Migmar tells me that boys are sent away to monasteries from the age of six, and they’re only allowed back home once a year. He admits that when he was young all he wanted to do was become a monk, but his family sent him to school.

I ask him if it’s right to say that education at a monastery would be more exclusively Tibetan, and school would offer a more international approach.

He agrees but says things are slowly changing.

‘Today, in a monastery most of the monks try to study other languages, something like English or Chinese. In the past it was only Tibetan.’

We join the crowd, who seem to be heading for the Maitreya chapel to see the Buddha. Migmar says that the majority of the pilgrims are from the rural east of Tibet and some may have travelled over 1000 miles to get here. Not only that, but they would try and make the journey once a year.

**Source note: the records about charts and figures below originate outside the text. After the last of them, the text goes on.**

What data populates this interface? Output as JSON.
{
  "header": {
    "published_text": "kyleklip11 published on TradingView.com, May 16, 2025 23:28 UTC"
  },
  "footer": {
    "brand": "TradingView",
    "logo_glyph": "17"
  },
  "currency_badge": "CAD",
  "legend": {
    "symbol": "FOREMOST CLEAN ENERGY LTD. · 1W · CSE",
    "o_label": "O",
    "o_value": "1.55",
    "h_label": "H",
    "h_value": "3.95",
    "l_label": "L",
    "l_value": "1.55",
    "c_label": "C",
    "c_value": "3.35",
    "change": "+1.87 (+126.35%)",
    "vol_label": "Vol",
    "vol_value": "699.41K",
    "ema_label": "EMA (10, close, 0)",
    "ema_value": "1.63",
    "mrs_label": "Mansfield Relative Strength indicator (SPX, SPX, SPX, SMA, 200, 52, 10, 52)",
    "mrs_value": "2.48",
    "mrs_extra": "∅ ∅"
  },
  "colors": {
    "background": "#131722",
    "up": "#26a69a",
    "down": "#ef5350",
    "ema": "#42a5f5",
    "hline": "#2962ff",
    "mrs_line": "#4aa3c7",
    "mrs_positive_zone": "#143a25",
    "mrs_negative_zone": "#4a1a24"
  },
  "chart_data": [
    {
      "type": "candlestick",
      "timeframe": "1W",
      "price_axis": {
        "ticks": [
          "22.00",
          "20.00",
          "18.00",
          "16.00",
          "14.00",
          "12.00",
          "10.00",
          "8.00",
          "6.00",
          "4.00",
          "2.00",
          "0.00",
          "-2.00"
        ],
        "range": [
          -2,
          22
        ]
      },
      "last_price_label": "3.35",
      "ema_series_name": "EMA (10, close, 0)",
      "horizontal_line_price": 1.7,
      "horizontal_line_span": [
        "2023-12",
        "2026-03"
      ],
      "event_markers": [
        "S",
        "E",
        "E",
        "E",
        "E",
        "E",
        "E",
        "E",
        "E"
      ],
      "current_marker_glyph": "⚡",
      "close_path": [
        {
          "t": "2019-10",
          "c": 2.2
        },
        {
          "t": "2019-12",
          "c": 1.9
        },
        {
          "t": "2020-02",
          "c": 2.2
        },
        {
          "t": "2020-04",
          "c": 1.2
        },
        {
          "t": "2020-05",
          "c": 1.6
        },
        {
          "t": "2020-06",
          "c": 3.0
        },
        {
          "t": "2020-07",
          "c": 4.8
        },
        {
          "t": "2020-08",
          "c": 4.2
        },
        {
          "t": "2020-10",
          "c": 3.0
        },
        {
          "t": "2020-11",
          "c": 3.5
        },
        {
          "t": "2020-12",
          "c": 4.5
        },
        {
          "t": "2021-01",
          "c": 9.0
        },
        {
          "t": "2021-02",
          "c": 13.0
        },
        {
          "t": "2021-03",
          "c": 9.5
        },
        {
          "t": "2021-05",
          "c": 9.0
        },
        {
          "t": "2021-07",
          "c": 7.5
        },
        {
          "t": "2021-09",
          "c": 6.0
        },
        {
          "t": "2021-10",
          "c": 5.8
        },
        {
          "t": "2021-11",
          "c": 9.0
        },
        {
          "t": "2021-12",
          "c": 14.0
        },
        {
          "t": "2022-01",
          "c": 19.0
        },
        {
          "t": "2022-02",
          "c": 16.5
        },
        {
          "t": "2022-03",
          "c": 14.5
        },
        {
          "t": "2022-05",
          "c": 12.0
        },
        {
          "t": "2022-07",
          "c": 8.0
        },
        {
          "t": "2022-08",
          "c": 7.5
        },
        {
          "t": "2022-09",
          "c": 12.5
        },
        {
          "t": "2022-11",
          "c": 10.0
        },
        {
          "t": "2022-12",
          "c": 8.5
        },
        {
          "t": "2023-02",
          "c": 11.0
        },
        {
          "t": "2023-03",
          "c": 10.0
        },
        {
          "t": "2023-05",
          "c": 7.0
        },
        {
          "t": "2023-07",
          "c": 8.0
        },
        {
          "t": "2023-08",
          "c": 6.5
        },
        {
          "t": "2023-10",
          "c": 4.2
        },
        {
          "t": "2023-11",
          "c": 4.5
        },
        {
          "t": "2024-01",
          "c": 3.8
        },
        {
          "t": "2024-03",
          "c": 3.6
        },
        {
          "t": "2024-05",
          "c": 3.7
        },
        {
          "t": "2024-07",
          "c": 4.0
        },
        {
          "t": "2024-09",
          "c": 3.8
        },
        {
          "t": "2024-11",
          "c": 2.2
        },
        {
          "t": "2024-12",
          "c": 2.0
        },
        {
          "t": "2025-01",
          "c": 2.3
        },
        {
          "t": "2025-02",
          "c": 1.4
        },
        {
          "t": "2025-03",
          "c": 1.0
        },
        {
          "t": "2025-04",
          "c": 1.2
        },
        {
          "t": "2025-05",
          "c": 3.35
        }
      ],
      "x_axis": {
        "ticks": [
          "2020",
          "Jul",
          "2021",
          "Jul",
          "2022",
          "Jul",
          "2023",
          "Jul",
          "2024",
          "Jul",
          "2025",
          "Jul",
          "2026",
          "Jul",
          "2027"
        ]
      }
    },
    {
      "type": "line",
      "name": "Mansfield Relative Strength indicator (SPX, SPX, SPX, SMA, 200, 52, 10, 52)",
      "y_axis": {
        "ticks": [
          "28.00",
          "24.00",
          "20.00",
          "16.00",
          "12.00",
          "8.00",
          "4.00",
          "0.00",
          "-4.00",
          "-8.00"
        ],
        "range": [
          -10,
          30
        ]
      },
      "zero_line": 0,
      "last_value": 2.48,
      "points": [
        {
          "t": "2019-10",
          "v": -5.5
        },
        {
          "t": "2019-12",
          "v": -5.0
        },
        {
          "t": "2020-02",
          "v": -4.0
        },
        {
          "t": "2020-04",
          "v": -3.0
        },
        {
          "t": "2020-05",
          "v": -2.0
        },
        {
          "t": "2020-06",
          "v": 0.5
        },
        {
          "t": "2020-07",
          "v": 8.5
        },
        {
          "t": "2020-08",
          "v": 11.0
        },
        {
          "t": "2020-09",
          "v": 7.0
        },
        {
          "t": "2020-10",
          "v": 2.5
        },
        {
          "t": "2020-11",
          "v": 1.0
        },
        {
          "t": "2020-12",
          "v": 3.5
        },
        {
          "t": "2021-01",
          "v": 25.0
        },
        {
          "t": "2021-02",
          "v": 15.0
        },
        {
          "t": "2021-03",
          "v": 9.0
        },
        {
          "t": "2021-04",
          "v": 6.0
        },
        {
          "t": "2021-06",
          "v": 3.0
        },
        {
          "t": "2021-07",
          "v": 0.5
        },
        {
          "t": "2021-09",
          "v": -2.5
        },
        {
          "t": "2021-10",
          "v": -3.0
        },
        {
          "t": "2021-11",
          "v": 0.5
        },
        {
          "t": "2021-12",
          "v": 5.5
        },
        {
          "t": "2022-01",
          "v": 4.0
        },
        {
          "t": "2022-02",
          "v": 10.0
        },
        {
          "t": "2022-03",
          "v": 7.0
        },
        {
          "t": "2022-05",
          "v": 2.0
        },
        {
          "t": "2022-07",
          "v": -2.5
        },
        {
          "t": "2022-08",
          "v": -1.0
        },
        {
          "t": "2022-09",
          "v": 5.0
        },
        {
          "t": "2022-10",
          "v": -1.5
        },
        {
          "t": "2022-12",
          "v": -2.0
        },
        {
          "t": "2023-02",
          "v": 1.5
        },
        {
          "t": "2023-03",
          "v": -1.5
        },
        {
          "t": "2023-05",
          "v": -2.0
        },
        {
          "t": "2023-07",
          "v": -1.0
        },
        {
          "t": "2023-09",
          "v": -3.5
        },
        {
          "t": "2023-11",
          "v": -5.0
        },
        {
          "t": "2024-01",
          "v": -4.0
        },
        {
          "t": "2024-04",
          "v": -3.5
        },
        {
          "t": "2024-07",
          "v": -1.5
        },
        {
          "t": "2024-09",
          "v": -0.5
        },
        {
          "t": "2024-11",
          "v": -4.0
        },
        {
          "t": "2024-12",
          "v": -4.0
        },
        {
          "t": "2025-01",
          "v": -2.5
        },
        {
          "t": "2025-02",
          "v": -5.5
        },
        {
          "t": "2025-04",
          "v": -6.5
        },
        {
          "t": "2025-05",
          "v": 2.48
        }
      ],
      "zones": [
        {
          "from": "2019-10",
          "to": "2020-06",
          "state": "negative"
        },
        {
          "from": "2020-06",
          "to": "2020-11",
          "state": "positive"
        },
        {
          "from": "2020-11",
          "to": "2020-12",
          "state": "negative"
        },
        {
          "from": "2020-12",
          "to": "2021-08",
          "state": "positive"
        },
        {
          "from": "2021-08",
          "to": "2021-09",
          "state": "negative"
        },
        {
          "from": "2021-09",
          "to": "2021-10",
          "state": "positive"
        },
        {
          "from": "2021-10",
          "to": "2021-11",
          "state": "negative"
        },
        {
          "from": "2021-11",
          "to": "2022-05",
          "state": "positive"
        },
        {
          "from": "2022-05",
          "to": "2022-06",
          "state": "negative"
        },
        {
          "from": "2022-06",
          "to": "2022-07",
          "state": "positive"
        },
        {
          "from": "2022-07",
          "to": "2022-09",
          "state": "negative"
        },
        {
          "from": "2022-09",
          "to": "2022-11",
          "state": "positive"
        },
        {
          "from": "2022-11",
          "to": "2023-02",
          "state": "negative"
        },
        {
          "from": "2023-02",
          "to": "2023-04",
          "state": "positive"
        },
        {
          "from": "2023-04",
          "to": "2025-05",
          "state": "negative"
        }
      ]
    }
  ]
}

Everyone who goes into the chapel, man, woman and child, has to squeeze up one of three steep and narrow stairways, about as precipitous as ladders, that can barely take two people abreast. The steps on either side are for going up and coming down and the ones in the middle are reserved only for the Dalai Lama and the Panchen Lama. Everybody struggles up and down. Quite happily.

Once up the steps the familiar sour smell of hot yak butter suffuses the chapel. Many of the pilgrims have brought butter and knives with them to cut slices, which they then drop in the copper bowls that contain the lighted candles.